Federal Building Minister Klara Geywitz (SPD) already appealed to the federal states in the “Tagesspiegel”: “It would be a great relief if the real estate transfer tax for the first owner-occupied property that someone buys was reduced.” Wanting to talk about making the real estate transfer tax more flexible.

Hamburg announces tax rate adjustment

IVD President Schick also calls for young families to waive the real estate transfer tax or at least to defer it if they would buy an aging single-family home in return and commit to energetically renovating the property. “In this way a private house would be renovated and young families would be helped to acquire property.”

This could, for example, be linked to certain income levels, “so that the millionaire’s villa on Lake Starnberg is not renovated with tax money,” explained the IVD President.

Hamburg had recently announced an adjustment to the tax rate.
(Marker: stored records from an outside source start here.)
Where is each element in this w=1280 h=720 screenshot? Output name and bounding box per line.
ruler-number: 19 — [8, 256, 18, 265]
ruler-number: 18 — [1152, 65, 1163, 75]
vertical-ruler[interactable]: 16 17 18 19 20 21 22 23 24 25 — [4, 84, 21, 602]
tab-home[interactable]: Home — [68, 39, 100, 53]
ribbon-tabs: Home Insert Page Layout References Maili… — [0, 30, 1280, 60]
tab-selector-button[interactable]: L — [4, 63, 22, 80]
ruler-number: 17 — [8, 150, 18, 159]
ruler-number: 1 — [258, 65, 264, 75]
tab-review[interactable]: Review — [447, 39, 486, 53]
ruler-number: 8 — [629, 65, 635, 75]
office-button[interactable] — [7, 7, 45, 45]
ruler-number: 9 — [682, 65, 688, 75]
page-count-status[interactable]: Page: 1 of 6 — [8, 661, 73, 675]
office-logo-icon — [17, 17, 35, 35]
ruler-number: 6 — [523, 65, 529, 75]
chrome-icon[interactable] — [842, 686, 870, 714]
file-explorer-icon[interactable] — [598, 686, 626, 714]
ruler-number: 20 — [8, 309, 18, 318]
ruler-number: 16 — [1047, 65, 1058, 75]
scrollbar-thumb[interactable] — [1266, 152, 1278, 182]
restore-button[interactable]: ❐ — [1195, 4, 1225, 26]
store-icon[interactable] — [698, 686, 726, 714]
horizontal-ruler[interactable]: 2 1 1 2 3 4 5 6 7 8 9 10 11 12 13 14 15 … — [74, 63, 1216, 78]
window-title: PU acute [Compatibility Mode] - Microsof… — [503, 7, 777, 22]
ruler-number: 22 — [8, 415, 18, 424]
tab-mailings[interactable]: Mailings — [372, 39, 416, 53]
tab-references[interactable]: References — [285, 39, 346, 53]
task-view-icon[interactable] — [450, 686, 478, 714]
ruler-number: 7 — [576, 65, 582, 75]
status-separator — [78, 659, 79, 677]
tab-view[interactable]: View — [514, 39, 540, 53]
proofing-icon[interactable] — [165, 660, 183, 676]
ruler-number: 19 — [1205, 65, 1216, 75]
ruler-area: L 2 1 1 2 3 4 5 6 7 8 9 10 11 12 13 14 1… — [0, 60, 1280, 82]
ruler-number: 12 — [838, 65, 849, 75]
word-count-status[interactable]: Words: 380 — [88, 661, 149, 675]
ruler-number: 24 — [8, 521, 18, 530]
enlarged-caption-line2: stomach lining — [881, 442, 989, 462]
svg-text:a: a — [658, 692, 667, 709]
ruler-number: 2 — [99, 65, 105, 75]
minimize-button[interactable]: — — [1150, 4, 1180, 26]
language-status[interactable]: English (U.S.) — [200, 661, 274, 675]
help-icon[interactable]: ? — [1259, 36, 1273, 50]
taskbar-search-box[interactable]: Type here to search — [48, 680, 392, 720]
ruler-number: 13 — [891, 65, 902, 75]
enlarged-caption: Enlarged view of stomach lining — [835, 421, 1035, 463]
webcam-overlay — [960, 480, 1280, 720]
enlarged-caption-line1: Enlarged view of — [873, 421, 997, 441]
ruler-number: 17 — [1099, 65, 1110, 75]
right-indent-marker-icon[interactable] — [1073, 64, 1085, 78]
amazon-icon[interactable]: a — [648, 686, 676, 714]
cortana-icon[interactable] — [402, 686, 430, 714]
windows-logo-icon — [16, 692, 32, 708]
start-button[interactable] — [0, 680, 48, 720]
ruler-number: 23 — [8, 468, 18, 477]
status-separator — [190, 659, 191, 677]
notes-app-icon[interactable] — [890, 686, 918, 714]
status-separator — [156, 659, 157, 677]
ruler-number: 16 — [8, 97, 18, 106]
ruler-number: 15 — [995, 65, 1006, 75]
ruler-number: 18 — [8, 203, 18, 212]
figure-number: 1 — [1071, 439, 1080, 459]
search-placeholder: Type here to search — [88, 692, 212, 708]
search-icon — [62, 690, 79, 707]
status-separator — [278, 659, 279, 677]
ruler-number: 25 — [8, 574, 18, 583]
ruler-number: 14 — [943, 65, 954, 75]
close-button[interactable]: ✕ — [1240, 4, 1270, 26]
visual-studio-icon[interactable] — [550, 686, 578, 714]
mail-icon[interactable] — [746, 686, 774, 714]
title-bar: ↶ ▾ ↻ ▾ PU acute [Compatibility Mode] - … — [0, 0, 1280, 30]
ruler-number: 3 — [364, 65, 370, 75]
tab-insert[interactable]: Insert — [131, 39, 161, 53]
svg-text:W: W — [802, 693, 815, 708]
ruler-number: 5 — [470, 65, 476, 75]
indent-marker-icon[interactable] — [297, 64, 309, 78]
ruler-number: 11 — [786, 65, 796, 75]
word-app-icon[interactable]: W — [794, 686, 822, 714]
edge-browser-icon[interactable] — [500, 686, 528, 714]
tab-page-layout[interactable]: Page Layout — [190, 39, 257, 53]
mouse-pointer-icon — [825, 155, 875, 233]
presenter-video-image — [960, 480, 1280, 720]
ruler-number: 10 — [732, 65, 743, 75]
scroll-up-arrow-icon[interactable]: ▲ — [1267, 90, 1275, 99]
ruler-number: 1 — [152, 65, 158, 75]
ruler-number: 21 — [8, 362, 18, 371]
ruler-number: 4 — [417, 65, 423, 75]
Here, the real estate transfer tax is to rise to 5.5 percent on January 1, 2023. At the same time, there would be a tax reduction for young families when buying a residential property for their own use for the first time, as well as for the purchase of land for the construction of social housing and leasehold land – assuming the flexibility promised by the federal government. In these areas, 3.5 percent real estate transfer tax will then be due in the future.

In the federal government, however, the previous government made up of Union and SPD had already promised a reform of the real estate transfer tax, but then did not implement the project.